The EU’s Self-Destructive Energy Bluff

The European Union announced the sixth round of sanctions against Russia last week which, like the previous five, is supposed to “destroy” the Russian capacity to finance the war in Ukraine. But, if approved, it will help destroy the European economies.

The new sanctions are imposed on 58 individuals, among whom alleged Bucha criminals, Kremlin spokesman Dmitry Peskov’s family and Patriarch Kirill, and include the exclusion of Sberbank from SWIFT, an oil embargo within six months; an embargo on oil products within one year; and the suspension of services from consulting firms to Russian entities.

By announcing a ban on Russian oil within six months, the EU is ironically favoring Russia by provoking an increase in oil prices and thus potentially in Russian revenues. European consumers will finance that increase at the gas station or at production sites. But in the meantime, Russia has time to find new customers for the oil, which is a much easier proposition than selling natural gas, since it does not need to be liquefied and then gasified before reaching consumers.
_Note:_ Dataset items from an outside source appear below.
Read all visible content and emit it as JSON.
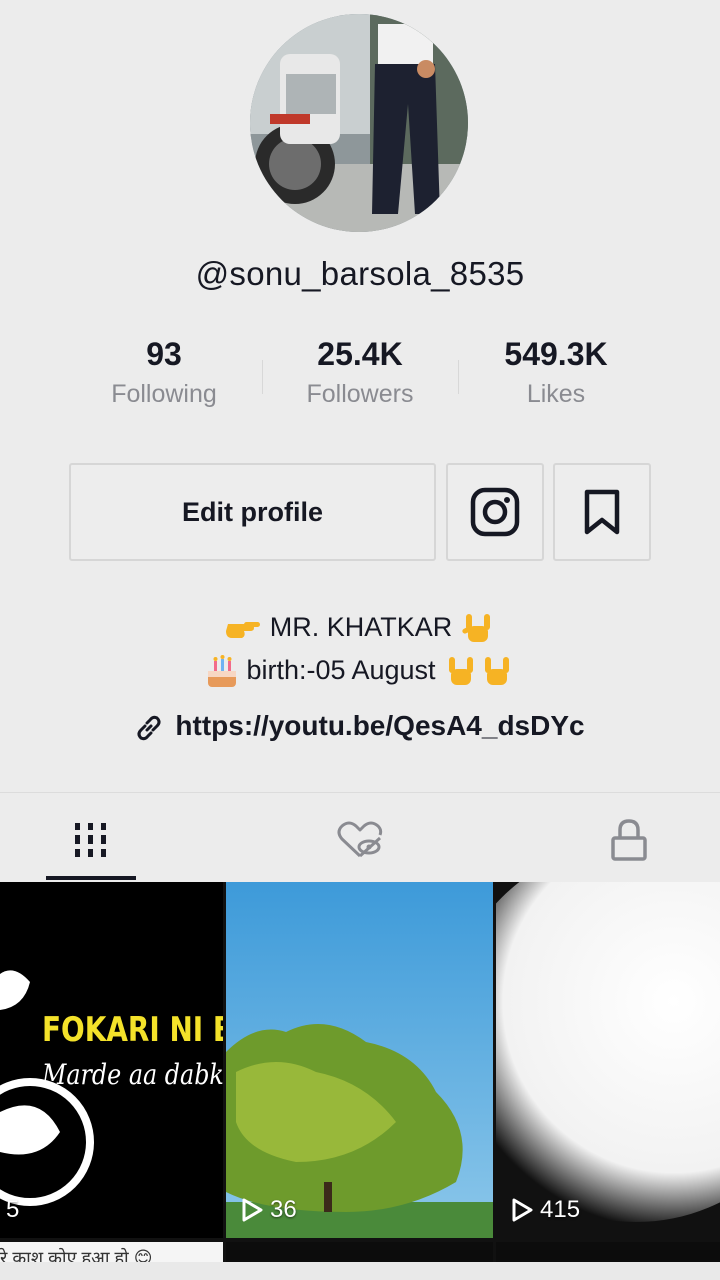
{
  "profile": {
    "username": "@sonu_barsola_8535"
  },
  "stats": [
    {
      "value": "93",
      "label": "Following"
    },
    {
      "value": "25.4K",
      "label": "Followers"
    },
    {
      "value": "549.3K",
      "label": "Likes"
    }
  ],
  "actions": {
    "edit_profile": "Edit profile",
    "instagram_icon": "instagram-icon",
    "bookmark_icon": "bookmark-icon"
  },
  "bio": {
    "line1": "MR. KHATKAR",
    "line2": "birth:-05 August",
    "link": "https://youtu.be/QesA4_dsDYc"
  },
  "tabs": [
    {
      "icon": "videos-grid-icon",
      "active": true
    },
    {
      "icon": "liked-hidden-icon",
      "active": false
    },
    {
      "icon": "lock-icon",
      "active": false
    }
  ],
  "videos": [
    {
      "views": "5",
      "overlay_title": "FOKARI NI BA",
      "overlay_sub": "Marde aa dabke"
    },
    {
      "views": "36"
    },
    {
      "views": "415"
    }
  ],
  "second_row": {
    "caption": "रे काश कोए हुआ हो 😊"
  },
  "colors": {
    "background": "#ececec",
    "text": "#161823",
    "muted": "#8a8b91",
    "overlay_yellow": "#f4e22a"
  }
}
But even if Russia does not find new customers, its oil exports to the EU represent only 2.6% of the economy. So it’s not exactly a deadly blow.
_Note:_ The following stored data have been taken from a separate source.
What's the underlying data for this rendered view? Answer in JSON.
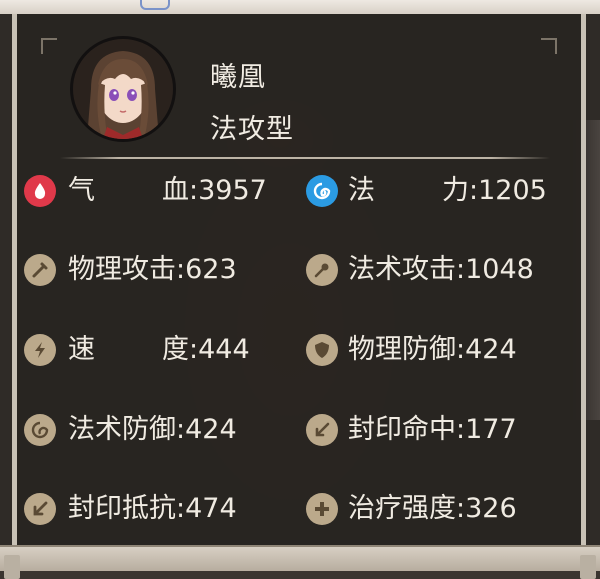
{
  "character": {
    "name": "曦凰",
    "type": "法攻型"
  },
  "stats": [
    {
      "id": "hp",
      "icon": "blood-drop-icon",
      "label": "气",
      "value_text": "血:3957"
    },
    {
      "id": "mp",
      "icon": "mana-swirl-icon",
      "label": "法",
      "value_text": "力:1205"
    },
    {
      "id": "phys_atk",
      "icon": "sword-icon",
      "label": "物理攻击:623"
    },
    {
      "id": "mag_atk",
      "icon": "staff-icon",
      "label": "法术攻击:1048"
    },
    {
      "id": "speed",
      "icon": "lightning-icon",
      "label": "速",
      "value_text": "度:444"
    },
    {
      "id": "phys_def",
      "icon": "shield-icon",
      "label": "物理防御:424"
    },
    {
      "id": "mag_def",
      "icon": "spiral-icon",
      "label": "法术防御:424"
    },
    {
      "id": "seal_hit",
      "icon": "seal-hit-icon",
      "label": "封印命中:177"
    },
    {
      "id": "seal_res",
      "icon": "arrow-down-left-icon",
      "label": "封印抵抗:474"
    },
    {
      "id": "heal",
      "icon": "plus-icon",
      "label": "治疗强度:326"
    }
  ],
  "colors": {
    "panel": "#28251f",
    "text": "#f0ebe2",
    "icon_tan": "#bba98b",
    "icon_red": "#e0394a",
    "icon_blue": "#2b9be3"
  }
}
Then there’s Brussels’ plan for reducing dependence on Russian gas. According to an assessment by Germany’s Jülich Research Center, the European Union will only be able to meet the target of filling gas storage facilities by two-thirds – a precondition for drastically reducing Russian imports next winter — if major industries are cut off from supply over the coming months.

Experts at the research center consider that to ensure that storage facilities are 63% full by Aug. 1, all (!) steel, chemical or cement plants in the EU must be disconnected from gas from now until the end of July, and gas-fired power plants will have to suspend work for almost all of July. This translates into a shutdown of major parts of the industry and short time work or even layoffs for several million workers.

“Filling storage facilities in accordance with the planned volumes and at the same time such a serious reduction in supplies from Russia will only be possible subject to significant restrictions on industry and power plants,” said Jochen Linßen, professor at the Jülich Research Center.